I tend to agree with the writer about second bikes being at least suspicious and should be called in and stopped by police.

A year or so ago after getting some food at a fast food restaurant, I once saw someone with a second bike coming from the neighborhood north of Hillsborough. I followed him to a mobile home at 17th or 19th st. I called the cops and let them know. Likely nothing came of it except that maybe the bike theft cops could add him as a list of suspects.

Could Be Sherry has a great bike theft chase story involving a standoff.

6 comments:

NewHeightsMag said...

That's nothing. People recently broke into our very visible back window in broad daylight during a work day, used our luggage to rob us blind, then walked out of our house with multiple bags of luggage.

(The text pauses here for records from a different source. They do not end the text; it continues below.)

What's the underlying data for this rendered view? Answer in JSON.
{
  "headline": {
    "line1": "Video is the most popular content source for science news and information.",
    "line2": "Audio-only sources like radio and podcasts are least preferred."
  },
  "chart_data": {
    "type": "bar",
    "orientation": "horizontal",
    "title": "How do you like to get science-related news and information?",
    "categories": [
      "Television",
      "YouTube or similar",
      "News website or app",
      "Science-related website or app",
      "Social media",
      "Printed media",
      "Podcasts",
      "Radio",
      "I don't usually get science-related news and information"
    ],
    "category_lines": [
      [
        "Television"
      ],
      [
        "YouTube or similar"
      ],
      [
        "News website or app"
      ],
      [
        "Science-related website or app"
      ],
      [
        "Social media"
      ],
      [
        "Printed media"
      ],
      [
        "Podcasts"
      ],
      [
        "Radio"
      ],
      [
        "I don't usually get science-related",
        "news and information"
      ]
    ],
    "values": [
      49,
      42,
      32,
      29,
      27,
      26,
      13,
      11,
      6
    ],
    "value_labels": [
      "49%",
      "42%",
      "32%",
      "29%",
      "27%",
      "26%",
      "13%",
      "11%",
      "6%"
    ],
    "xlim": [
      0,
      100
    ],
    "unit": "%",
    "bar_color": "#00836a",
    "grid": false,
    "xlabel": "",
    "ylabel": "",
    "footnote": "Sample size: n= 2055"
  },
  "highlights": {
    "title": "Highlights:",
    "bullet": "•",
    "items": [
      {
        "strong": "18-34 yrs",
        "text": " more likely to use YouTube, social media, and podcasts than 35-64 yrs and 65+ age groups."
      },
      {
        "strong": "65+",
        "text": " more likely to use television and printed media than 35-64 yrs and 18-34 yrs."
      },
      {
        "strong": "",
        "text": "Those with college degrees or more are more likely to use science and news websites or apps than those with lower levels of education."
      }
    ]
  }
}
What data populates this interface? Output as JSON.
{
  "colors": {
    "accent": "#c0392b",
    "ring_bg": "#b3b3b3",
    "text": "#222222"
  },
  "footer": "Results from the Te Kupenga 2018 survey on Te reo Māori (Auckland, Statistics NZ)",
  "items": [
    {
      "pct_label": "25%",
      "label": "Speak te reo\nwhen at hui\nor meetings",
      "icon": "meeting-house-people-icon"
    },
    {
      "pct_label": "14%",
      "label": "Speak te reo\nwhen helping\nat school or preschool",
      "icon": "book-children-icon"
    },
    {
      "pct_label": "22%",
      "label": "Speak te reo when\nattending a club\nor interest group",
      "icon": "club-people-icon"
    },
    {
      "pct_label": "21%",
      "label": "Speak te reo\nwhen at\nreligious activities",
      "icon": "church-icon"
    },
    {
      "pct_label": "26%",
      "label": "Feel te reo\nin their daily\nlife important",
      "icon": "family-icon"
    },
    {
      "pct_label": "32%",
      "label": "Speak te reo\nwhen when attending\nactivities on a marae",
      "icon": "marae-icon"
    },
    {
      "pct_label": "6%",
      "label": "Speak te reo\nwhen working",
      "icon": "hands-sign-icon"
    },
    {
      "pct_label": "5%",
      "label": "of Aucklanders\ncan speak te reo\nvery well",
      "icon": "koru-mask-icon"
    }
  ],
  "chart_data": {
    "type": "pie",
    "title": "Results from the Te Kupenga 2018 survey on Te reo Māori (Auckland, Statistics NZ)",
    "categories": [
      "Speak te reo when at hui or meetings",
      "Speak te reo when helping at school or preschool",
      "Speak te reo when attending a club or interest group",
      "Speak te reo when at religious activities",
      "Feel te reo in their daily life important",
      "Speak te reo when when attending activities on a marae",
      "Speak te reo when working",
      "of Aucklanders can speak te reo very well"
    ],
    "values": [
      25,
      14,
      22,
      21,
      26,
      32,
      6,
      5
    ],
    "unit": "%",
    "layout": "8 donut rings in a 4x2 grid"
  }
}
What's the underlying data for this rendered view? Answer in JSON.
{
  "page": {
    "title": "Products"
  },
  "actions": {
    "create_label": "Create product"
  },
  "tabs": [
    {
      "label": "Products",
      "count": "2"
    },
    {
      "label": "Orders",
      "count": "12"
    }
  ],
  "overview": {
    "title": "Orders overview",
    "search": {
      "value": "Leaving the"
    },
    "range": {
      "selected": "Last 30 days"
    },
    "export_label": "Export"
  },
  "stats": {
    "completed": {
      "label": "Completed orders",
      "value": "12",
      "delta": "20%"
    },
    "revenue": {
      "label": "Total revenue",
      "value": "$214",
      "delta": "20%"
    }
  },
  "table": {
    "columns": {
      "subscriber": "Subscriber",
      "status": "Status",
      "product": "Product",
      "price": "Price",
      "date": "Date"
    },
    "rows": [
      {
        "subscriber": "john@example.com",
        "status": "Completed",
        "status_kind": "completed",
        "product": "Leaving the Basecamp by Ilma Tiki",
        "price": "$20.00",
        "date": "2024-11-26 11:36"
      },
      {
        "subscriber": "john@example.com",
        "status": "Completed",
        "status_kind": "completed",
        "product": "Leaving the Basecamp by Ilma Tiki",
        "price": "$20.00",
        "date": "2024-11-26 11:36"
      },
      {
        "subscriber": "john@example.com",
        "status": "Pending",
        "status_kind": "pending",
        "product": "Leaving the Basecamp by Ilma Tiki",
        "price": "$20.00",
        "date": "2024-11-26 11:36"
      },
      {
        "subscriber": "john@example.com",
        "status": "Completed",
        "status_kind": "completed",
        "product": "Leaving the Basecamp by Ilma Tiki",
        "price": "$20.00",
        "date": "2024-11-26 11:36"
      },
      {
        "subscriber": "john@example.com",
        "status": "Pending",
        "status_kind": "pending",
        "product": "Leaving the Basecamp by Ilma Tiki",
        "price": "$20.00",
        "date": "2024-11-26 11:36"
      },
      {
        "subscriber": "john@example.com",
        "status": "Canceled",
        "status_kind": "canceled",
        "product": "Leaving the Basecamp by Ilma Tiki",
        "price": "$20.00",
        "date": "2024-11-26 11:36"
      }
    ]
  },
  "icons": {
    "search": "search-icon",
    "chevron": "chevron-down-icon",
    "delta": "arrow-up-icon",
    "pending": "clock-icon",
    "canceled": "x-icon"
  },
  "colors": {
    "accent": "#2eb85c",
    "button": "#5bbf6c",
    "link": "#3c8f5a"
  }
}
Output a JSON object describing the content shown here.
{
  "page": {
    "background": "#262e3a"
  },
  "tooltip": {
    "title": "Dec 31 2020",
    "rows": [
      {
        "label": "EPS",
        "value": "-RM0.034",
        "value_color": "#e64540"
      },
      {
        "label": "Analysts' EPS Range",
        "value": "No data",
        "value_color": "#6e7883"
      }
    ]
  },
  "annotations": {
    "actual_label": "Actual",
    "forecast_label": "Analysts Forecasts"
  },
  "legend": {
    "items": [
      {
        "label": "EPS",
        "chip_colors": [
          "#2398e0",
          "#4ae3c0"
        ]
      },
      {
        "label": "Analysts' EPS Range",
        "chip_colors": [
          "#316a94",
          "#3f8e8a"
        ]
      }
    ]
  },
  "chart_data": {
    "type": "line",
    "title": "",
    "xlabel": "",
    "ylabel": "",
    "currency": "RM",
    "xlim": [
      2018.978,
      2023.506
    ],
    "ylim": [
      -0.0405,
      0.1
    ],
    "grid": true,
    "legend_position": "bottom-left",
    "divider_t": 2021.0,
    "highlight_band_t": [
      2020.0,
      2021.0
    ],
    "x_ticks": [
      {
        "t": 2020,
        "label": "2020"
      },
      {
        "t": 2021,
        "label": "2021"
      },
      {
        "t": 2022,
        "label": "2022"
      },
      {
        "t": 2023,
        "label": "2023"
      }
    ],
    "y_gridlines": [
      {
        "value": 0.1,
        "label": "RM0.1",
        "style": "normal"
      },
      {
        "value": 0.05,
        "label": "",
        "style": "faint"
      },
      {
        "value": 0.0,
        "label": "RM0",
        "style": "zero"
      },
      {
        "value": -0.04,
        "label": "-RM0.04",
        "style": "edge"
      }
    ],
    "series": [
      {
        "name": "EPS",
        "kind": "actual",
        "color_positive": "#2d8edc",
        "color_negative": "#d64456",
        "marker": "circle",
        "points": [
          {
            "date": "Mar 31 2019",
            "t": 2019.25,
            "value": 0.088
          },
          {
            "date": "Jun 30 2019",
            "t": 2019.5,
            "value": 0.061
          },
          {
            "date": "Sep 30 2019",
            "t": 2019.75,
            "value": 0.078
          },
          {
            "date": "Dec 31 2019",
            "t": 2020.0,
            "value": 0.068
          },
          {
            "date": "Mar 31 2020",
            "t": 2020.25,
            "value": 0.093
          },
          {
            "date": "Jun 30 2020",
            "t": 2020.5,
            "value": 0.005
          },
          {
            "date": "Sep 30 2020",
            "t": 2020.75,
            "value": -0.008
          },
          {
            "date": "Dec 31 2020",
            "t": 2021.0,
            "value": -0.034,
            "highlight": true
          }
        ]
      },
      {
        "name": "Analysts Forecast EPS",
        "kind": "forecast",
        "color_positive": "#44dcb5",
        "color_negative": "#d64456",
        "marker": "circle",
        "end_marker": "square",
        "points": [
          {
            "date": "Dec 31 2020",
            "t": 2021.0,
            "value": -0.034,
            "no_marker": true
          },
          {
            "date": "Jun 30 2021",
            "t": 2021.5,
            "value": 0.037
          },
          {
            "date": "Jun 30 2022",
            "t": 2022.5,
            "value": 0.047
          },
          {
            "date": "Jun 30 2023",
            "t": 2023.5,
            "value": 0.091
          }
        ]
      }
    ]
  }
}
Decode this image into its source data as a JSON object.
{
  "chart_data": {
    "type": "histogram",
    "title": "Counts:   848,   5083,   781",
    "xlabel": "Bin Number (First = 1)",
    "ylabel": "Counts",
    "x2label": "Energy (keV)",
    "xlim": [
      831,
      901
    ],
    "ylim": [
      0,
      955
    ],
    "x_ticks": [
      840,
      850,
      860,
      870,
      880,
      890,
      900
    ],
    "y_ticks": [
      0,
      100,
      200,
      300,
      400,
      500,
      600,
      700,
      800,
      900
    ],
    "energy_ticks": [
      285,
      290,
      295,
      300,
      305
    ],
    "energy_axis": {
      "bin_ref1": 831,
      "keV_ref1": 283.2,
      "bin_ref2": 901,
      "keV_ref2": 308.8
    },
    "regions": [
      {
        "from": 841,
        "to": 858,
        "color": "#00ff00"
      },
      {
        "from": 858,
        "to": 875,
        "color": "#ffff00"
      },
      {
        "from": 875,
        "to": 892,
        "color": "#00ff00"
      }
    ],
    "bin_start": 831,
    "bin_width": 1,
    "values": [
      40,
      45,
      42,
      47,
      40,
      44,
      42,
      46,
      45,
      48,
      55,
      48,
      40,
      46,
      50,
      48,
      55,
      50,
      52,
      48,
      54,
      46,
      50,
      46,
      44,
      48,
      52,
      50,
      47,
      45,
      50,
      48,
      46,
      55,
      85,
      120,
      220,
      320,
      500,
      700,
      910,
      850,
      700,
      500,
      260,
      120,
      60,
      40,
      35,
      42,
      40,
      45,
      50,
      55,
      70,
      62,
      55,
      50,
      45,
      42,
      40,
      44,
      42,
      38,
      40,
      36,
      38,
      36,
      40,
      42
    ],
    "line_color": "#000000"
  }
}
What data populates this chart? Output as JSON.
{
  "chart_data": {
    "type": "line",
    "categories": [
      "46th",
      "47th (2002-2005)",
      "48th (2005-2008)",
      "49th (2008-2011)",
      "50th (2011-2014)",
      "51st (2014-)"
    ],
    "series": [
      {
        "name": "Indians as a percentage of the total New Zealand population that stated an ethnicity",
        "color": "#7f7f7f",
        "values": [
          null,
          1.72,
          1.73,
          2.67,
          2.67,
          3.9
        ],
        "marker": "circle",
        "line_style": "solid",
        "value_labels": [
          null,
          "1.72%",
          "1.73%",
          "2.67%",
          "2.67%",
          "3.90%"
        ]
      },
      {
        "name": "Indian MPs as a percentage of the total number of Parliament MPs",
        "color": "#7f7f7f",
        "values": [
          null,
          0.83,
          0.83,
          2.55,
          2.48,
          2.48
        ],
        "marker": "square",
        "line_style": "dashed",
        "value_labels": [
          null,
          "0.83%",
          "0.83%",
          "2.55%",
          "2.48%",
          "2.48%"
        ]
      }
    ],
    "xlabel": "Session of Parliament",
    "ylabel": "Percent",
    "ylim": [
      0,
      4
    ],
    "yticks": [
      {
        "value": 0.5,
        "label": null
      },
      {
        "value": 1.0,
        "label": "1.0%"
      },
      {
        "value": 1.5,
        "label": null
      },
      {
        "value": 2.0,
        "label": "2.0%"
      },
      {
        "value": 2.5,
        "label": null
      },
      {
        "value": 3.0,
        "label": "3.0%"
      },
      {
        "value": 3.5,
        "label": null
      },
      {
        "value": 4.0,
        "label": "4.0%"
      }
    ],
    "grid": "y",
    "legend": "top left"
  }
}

If a cop doesn't stop people walking down the street with luggage -- they aren't going to stop people with 2 bikes.

Love the neighborhood -- hate the crime. And we're only 1 house off central by Hillborough High! Our area is patroled!

Anonymous said...

"black males", what a surprise.

Flyer anon said...

Do you have double key deadbolts on your doors? If not you need to get em'
If they come in a window, don't let em' be able to go out through a door.

As for bike thefts I'll have to say I had a lock on them both times (they just weren't being used) anything short of a "U-lock" is junk.
In both cases I got the bike back. I hopped on my spare bike and hunted em' down. In one case the perp. didn't see me coming up behind em' and when I got up next to em' I dove off my bike onto em' (we both got up hurtin' but he ran and I repossessed my bike). In that instance I could be seen riding one bike while pulling another and wished a cop would have stopped to ask about it.

In the other case after it'd been stolen I had my neighbor give me a ride to the laundry mat. On the way there we passed a guy riding my bike. I had him stop and I jumped out and threw the guy off my bike and rode to the laundry mat where I put it in his van and went back to the house ( I didn't want to ride it pass the place I just repossessed it at)

Laurie said...

I am now feeling like TPD is becoming more like the Code Enforcment Department. (Except Nice) Not sure what they really do, but when things get ugly, they have a meeting, or do something to trick those that still believe in them that "Hey, we are in your neighobrhood, you many not see us but we are there" How do you argue with that? When Code is going rough, they decide to "host a workshop" or they "come to the rescue" and bombard the hood with citations and say "See we are committed to your area" when all along, they have been sitting around doing nothing.

RIDDLE ME THIS--

If code were truely proactive, how could it be on the side street to Home Depot, the Garage Sale that has been going on for 10 years. How could the Ford Explorer with NO wheels and wrecked front end still be sitting on the right away.

Mal Carne said...

Torgo,
Living by Hillsborough High gets you an added bonus; bored school kids.
When I used to live on Caracas across from the school, I had the daily opportunity to walk my dogs through a haze of blunt smoke in the alley. Now while that used to be me back in the day, I'm a little too old for such things and I started calling the school resource officer to run the kids off.To little avail, they'd just be back the next day.
One morning I woke up to find that every car in the parking lot had been broken in to and looted. The high school kids take? - about 3 grand in cash and goods between 6 cars. And, in a feat of extreme stupidity on my part, a Smith and Wesson .357 was taken from my truck and was now in the hands of a teenager.
It may be nice over there, but you've got a ready supply of bored felons-in-the-making* to contend with.

*the minority of the school population, I'm quite sure.

armyBob said...

Someone took a broken Rigid air compressor out of my backyard...the police found it abandonded a few doors away. Stupidly I didn't have it locked up, but hey, it's missing a wheel, and is obviously not functional. And it was well hidden in my well-lighted yard (except to the roofers working nearby. Hmmm...). Since then, I've purchased a cable lock with an alarm. If you cut the cable or disturb the lock it emits a pretty loud noise. Soon it will be locked in an alarmed shed.

I came home tonight to find my gate open. I swear if I catch someone in my yard I'm going to go ballistic!